A essere conservati sono principalmente gameti, cioè gli spermatozoi, gli ovuli (sia fecondati che non) e gli embrioni, dai quali si possono generare nuovi individui grazie a specifiche tecnologie. Ma sono presenti anche campioni di sangue e altri tessuti, per creare una sorta di archivio della diversità genetica di specie e popolazioni. Prima di poter essere usato, il materiale biologico dovrà tornare alla temperatura naturale e il processo, al pari di quello di congelamento, dovrà essere molto delicato e graduale per evitare ancora una volta la morte delle cellule.

Il Frozen Ark Project

Il più esteso tra i progetti di crioconservazione è il Frozen Ark Project: si trova in Inghilterra, più precisamente a Londra, e coinvolge otto Paesi, conservando il patrimonio genetico di tutte le specie che sono state valutate a rischio di estinzione. Le potenzialità di un progetto come questo sono elevate, ma per ora gli interventi pratici sono stati limitati. Finora il più articolato utilizzo di materiale genetico crioconservato è avvenuto in California: alcune linee cellulari sono state infatti usate insieme ad altre biotecnologie per la reintroduzione del Condor della California, che da 19 esemplari è passato ai 300 nel corso di pochi anni.

Sempre grazie a materiale biologico crioconservato, in questo caso spermatozoi, è stata indotta una gravidanza con inseminazione artificiale in un esemplare femmina di rinoceronte bianco meridionale. Questo risultato ha generato molte aspettative, poiché all’interno degli zoo congelati è conservato anche sufficiente materiale genetico per attuare una simile procedura sul rinoceronte bianco settentrionale: una specie funzionalmente estinta, visto che rimangono solo due esemplari femmine in tutto il mondo.

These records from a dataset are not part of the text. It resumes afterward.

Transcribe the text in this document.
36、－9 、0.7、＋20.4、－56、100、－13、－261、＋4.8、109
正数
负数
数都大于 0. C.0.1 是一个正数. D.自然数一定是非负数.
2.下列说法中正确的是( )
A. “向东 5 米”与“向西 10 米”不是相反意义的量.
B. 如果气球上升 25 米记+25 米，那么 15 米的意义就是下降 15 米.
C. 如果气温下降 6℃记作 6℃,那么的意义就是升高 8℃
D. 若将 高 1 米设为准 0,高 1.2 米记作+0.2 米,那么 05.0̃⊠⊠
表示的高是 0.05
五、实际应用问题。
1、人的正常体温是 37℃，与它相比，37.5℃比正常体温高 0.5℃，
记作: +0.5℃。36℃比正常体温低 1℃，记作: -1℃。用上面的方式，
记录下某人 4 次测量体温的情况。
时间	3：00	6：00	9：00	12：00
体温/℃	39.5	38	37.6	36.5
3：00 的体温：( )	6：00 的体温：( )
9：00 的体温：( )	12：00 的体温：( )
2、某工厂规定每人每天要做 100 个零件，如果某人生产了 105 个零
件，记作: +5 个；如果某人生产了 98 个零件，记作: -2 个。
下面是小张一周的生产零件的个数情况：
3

Una delicata questione etica

Per poter intraprendere un’iniziativa del genere però serve ancora molta ricerca e i problemi non mancano. Per questi motivi, i progetti di crioconservazione si stanno muovendo con molta cautela. Per la generazione di un nuovo esemplare a partire dai campioni bisogna infatti ricorrere alla tecnologia della fecondazione assistita, che consiste nell’inserimento di un ovulo già fecondato all’interno dell’utero materno. Le cellule conservate, inoltre, non sempre garantiscono una risposta positiva a questo processo, a causa delle sostanze chimiche a cui sono esposte durante i processi di congelamento e decongelamento.

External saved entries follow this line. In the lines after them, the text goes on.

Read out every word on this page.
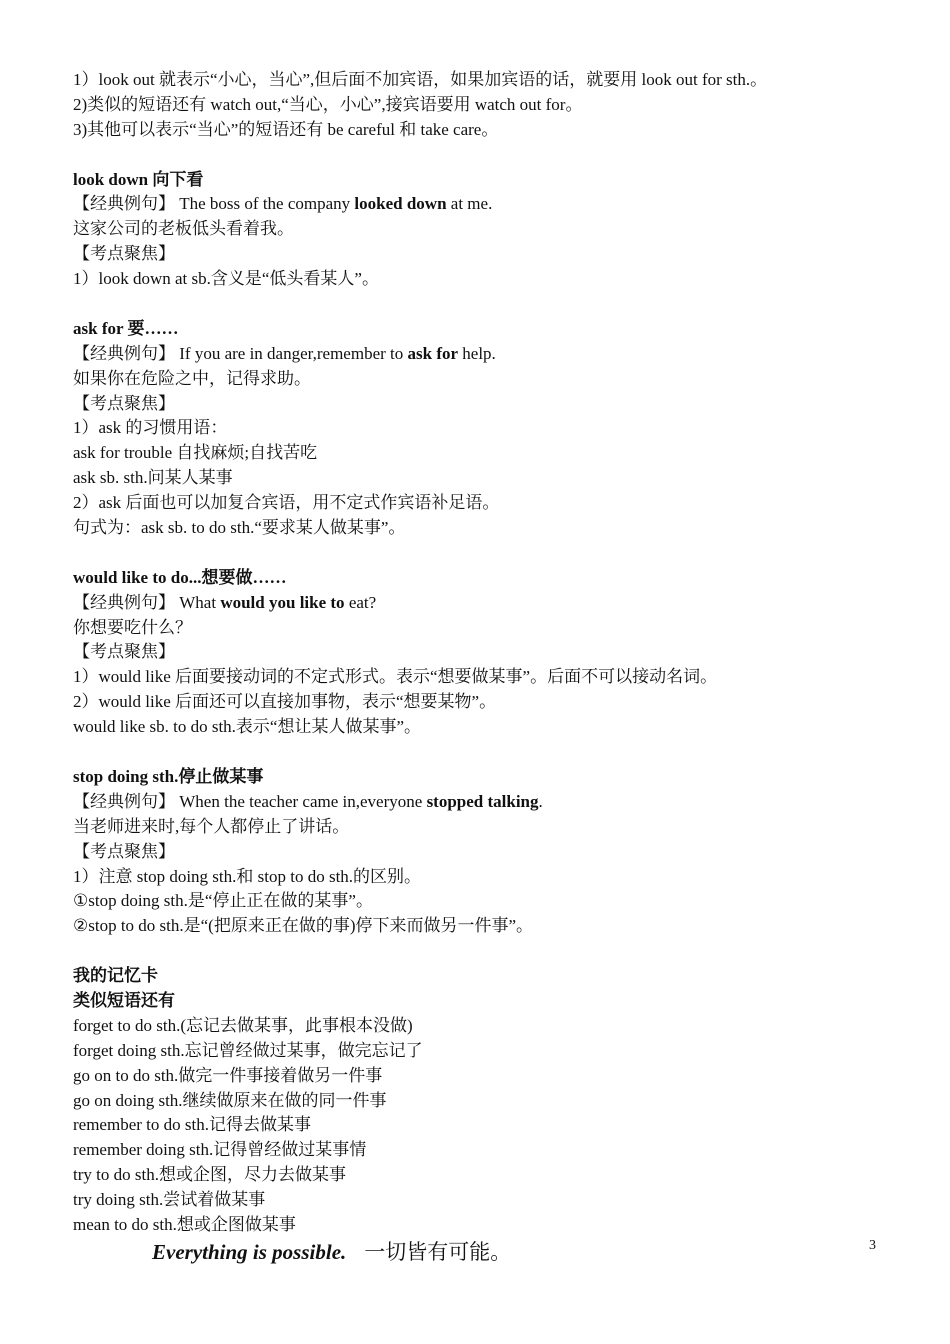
1）look out 就表示“小心，当心”,但后面不加宾语，如果加宾语的话，就要用 look out for sth.。
2)类似的短语还有 watch out,“当心，小心”,接宾语要用 watch out for。
3)其他可以表示“当心”的短语还有 be careful 和 take care。
look down 向下看
【经典例句】 The boss of the company looked down at me.
这家公司的老板低头看着我。
【考点聚焦】
1）look down at sb.含义是“低头看某人”。
ask for 要……
【经典例句】 If you are in danger,remember to ask for help.
如果你在危险之中，记得求助。
【考点聚焦】
1）ask 的习惯用语：
ask for trouble 自找麻烦;自找苦吃
ask sb. sth.问某人某事
2）ask 后面也可以加复合宾语，用不定式作宾语补足语。
句式为：ask sb. to do sth.“要求某人做某事”。
would like to do...想要做……
【经典例句】 What would you like to eat?
你想要吃什么？
【考点聚焦】
1）would like 后面要接动词的不定式形式。表示“想要做某事”。后面不可以接动名词。
2）would like 后面还可以直接加事物，表示“想要某物”。
would like sb. to do sth.表示“想让某人做某事”。
stop doing sth.停止做某事
【经典例句】 When the teacher came in,everyone stopped talking.
当老师进来时,每个人都停止了讲话。
【考点聚焦】
1）注意 stop doing sth.和 stop to do sth.的区别。
①stop doing sth.是“停止正在做的某事”。
②stop to do sth.是“(把原来正在做的事)停下来而做另一件事”。
我的记忆卡
类似短语还有
forget to do sth.(忘记去做某事，此事根本没做)
forget doing sth.忘记曾经做过某事，做完忘记了
go on to do sth.做完一件事接着做另一件事
go on doing sth.继续做原来在做的同一件事
remember to do sth.记得去做某事
remember doing sth.记得曾经做过某事情
try to do sth.想或企图，尽力去做某事
try doing sth.尝试着做某事
mean to do sth.想或企图做某事
Everything is possible. 一切皆有可能。	3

Un secondo problema etico, evidenziato anche dalla situazione del rinoceronte bianco settentrionale, è che la de-estinzione, cioè il processo di ripopolamento e reintroduzione di una specie funzionalmente estinta, è raramente praticabile in modo efficace solo con le biotecnologie che conosciamo adesso. La scarsa variabilità genetica che si riuscirebbe a raggiungere con i campioni raccolti condannerebbe infatti la specie a essere costantemente in pericolo. Come spiega Licia Colli, ricercatrice presso l’Università Cattolica per il Centro Nazionale per la Biodiversità: «Il materiale genetico raccolto da pochi esemplari consentirebbe di avere una variabilità genetica molto scarsa. Questo comporterebbe l’impossibilità di reintrodurre una specie autosufficiente, perché se la variabilità genetica è bassa allora lo sono anche le possibilità di evoluzione, necessarie per rispondere alle variazioni dell’ambiente e alle malattie».

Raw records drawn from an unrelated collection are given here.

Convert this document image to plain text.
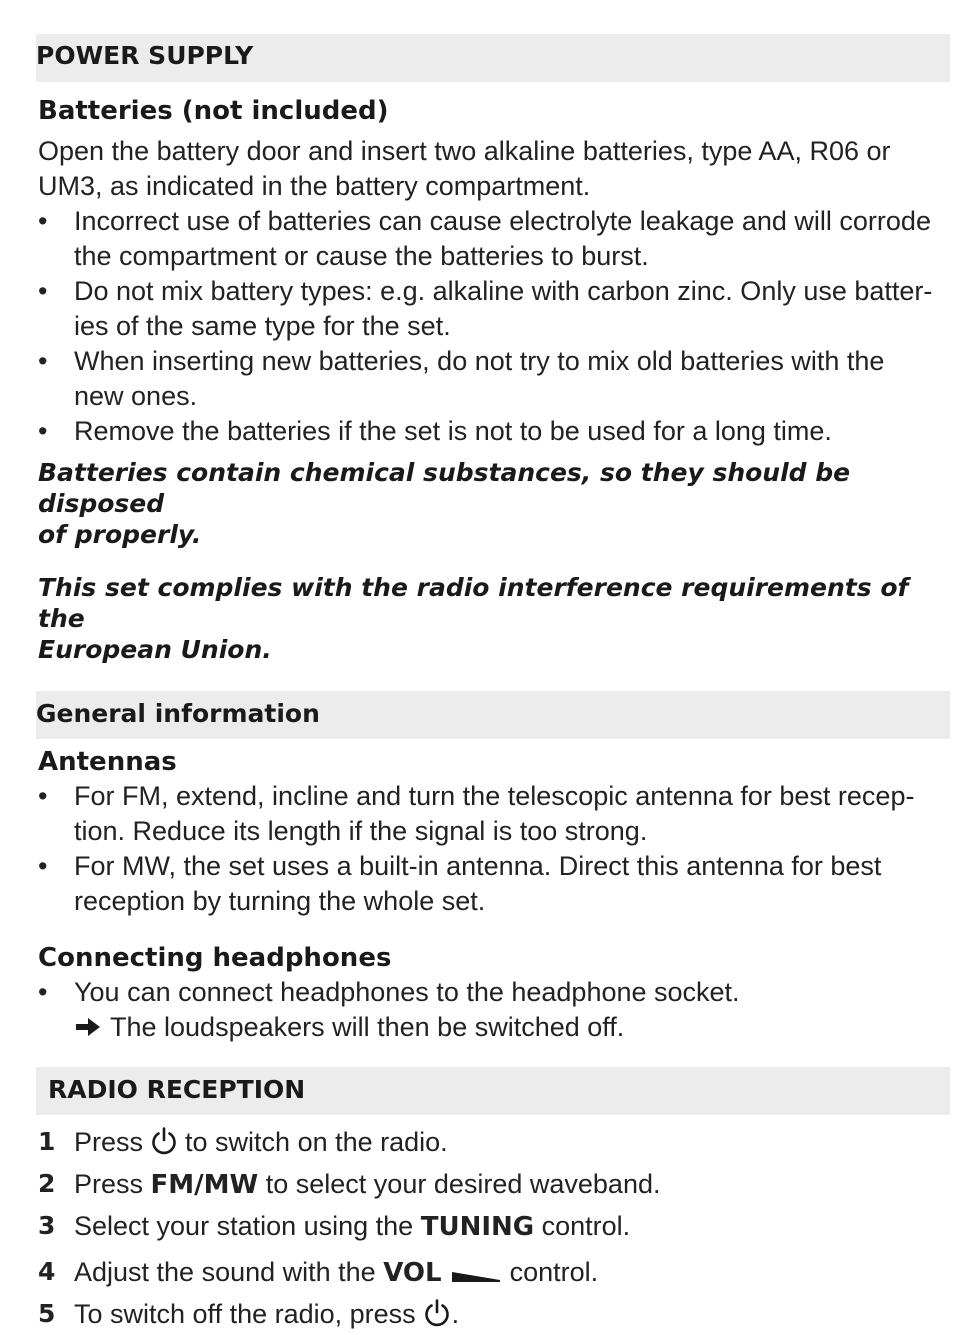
POWER SUPPLY
Batteries (not included)
Open the battery door and insert two alkaline batteries, type AA, R06 or
UM3, as indicated in the battery compartment.
• Incorrect use of batteries can cause electrolyte leakage and will corrode
the compartment or cause the batteries to burst.
• Do not mix battery types: e.g. alkaline with carbon zinc. Only use batter-
ies of the same type for the set.
• When inserting new batteries, do not try to mix old batteries with the
new ones.
• Remove the batteries if the set is not to be used for a long time.
Batteries contain chemical substances, so they should be disposed
of properly.
This set complies with the radio interference requirements of the
European Union.
General information
Antennas
• For FM, extend, incline and turn the telescopic antenna for best recep-
tion. Reduce its length if the signal is too strong.
• For MW, the set uses a built-in antenna. Direct this antenna for best
reception by turning the whole set.
Connecting headphones
• You can connect headphones to the headphone socket.
The loudspeakers will then be switched off.
RADIO RECEPTION
1 Press to switch on the radio.
2 Press FM/MW to select your desired waveband.
3 Select your station using the TUNING control.
4 Adjust the sound with the VOL	control.
5 To switch off the radio, press .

La crioconservazione di materiale biologico rappresenta dunque uno degli ultimi passi della biotecnologia applicata alla conservazione della biodiversità ma, nonostante i notevoli progressi, l’utilizzo pratico di questo materiale rimane un problema etico non ancora superato. «L’estinzione delle specie è evidente», sottolinea Colli, «e il primo passo per provare a porvi rimedio è di comprenderla. Questo ci consentirà di costruire un senso di responsabilità condiviso, che sicuramente può aiutarci a cercare soluzioni sempre più efficaci».